Позвольте, любезный Алексей Степанович, прежде, нежели как удастся мне изустно поблагодарить вас за вашего Феодора Ивановича, сотворить это письменно[135]. Всегда спешу выразить чувство, возбужденное во мне благим явлением. Разумеется, я не во всем с вами согласен. Не верю, напр., чтобы царствование Феодора столько же было счастливо без Годунова, сколько оно было при нем; не верю и тому, чтоб учреждение в России патриаршества было плодом какой-то умственной возмужалости наших предков, и думаю, что гораздо естественнее его приписать упадку или изнеможению церквей восточных под игом Агарян и честолюбию Годунова; но дело не в том, а в прекрасном нравственном направлении всей статьи. Таким образом позволено искажать историю, особенно если пишешь для детей. Спасибо вам за клеймо, положенное вами на преступное чело царя[136], развратителя своего народа, спасибо за то, что вы в бедствиях, постигших после него Россию, узнали его наследие. Я уверен, что на просторе вы бы нашли следы его нашествия и в дальнейшем от него расстоянии. В наше, народною спесью околдованное, время утешительно встретить строгое слово об этом славном витязе славного прошлого, произнесенное одним из умнейших представителей современного стремления. Разногласие ваше в этом случае с вашими поборниками подает мне самые сладкие надежды. Я уверен, что вы со временем убедитесь и в том, что точно так же, как кесари римские возможны были в одном языческом Риме, так и это чудовище возможно было в той стране, где оно явилось. Потом останется только показать прямое его исхождение из нашей народной жизни, из того семейного, общинного быта, который ставит нас выше всех народов в мире, и к возвращению которого мы всеми силами должны стремиться. В ожидании этого вывода, – не возврата, – благодарю вас еще раз за вашу статью, доставившую мне истинное наслаждение и затейливою мыслию, и изящным слогом, и духом христианским.
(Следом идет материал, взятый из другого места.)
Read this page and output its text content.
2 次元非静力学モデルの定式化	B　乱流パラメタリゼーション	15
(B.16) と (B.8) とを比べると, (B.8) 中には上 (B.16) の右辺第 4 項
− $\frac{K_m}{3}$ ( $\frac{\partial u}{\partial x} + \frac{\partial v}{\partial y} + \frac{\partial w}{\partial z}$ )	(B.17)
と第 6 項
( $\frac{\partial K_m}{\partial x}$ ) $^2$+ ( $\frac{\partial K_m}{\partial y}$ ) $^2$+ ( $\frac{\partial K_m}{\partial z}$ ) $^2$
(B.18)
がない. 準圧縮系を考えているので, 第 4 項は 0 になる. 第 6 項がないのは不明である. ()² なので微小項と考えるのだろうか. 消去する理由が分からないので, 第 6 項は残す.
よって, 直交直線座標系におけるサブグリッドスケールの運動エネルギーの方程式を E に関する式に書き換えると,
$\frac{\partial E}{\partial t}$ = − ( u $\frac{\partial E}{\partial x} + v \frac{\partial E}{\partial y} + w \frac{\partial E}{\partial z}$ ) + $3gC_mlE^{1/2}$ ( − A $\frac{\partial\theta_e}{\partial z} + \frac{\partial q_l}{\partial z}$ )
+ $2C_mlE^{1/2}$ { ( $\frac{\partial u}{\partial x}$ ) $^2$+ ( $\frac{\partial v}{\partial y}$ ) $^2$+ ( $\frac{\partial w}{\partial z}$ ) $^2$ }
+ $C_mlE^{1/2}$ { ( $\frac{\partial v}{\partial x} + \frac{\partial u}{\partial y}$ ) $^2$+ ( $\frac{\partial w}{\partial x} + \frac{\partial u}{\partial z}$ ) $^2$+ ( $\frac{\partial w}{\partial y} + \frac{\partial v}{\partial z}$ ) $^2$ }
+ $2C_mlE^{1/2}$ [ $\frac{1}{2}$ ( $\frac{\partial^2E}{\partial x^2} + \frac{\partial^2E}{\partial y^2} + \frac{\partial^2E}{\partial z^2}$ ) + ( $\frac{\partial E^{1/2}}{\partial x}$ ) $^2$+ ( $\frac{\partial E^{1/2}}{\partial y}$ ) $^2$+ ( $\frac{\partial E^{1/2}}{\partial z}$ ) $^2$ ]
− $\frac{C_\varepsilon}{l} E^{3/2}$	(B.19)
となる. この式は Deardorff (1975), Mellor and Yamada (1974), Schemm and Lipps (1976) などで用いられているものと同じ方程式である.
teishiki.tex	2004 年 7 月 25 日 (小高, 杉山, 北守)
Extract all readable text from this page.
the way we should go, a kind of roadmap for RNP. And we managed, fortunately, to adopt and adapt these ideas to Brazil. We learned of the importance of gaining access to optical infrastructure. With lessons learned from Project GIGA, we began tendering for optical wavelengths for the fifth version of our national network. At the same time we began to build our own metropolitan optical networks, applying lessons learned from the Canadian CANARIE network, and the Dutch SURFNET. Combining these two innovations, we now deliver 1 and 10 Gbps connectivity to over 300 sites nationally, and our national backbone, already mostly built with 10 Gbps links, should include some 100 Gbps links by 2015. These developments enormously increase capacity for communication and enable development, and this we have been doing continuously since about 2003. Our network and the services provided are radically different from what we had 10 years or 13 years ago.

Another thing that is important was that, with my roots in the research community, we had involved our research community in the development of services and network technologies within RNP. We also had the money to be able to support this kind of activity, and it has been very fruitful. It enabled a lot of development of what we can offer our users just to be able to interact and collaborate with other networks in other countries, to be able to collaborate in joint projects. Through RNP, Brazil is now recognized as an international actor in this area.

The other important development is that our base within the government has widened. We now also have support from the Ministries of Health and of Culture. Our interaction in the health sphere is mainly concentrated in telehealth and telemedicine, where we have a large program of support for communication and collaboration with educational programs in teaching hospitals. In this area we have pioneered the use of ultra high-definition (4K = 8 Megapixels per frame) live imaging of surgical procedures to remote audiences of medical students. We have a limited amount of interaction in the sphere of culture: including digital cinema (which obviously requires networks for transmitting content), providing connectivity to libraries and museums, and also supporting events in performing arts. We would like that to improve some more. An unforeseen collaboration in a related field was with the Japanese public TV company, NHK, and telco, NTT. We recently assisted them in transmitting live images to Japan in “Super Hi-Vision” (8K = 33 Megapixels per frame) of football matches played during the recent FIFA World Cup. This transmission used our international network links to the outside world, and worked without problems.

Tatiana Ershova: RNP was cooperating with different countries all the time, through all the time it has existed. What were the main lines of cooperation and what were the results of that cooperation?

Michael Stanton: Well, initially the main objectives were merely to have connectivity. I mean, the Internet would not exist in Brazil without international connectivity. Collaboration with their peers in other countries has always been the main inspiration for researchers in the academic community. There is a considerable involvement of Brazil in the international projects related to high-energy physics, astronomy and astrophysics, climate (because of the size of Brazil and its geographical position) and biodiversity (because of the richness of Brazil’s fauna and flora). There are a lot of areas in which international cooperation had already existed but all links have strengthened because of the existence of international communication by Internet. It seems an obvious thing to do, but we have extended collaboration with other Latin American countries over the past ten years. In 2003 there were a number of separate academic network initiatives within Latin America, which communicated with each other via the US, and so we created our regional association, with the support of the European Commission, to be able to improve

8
Если вы, прекрасная кузина, еще не отправили вашего письма Тургеневу, вы можете ему передать, что мое письмо по поводу диссертации Самарина[137] закончено, но что у вас в руках пока только этот отрывок. Намедни, вернувшись к себе, я его закончил, правда, немного поспешно, но это, надеюсь, не сделает его менее замечательным (piquant). Заключительная часть представляет собою напыщенное похвальное слово в честь православия, как оно понимается нашими друзьями, вместе с изображением блестящего будущего, которое его ожидает, в таких выражениях, от которых, я уверен, не отказался бы сам Протасов, мой достойный и дорогой ученик[138]. Вы знаете, что Тургенев просил у меня также мое письмо к Шеллингу[139]. Вот оно. Не знаю, дошло ли оно до последнего: поэтому, если ему угодно, он может ему послать его. Г-жа Киреевская только что написала мне нежную записку. Андрей Голицын поехал к ней. Не можете ли вы мне сказать, где она живет? Прощайте, прекрасная кузина. Надеюсь, что вы хорошо себя чувствуете и воспользуетесь этой прекрасной погодой.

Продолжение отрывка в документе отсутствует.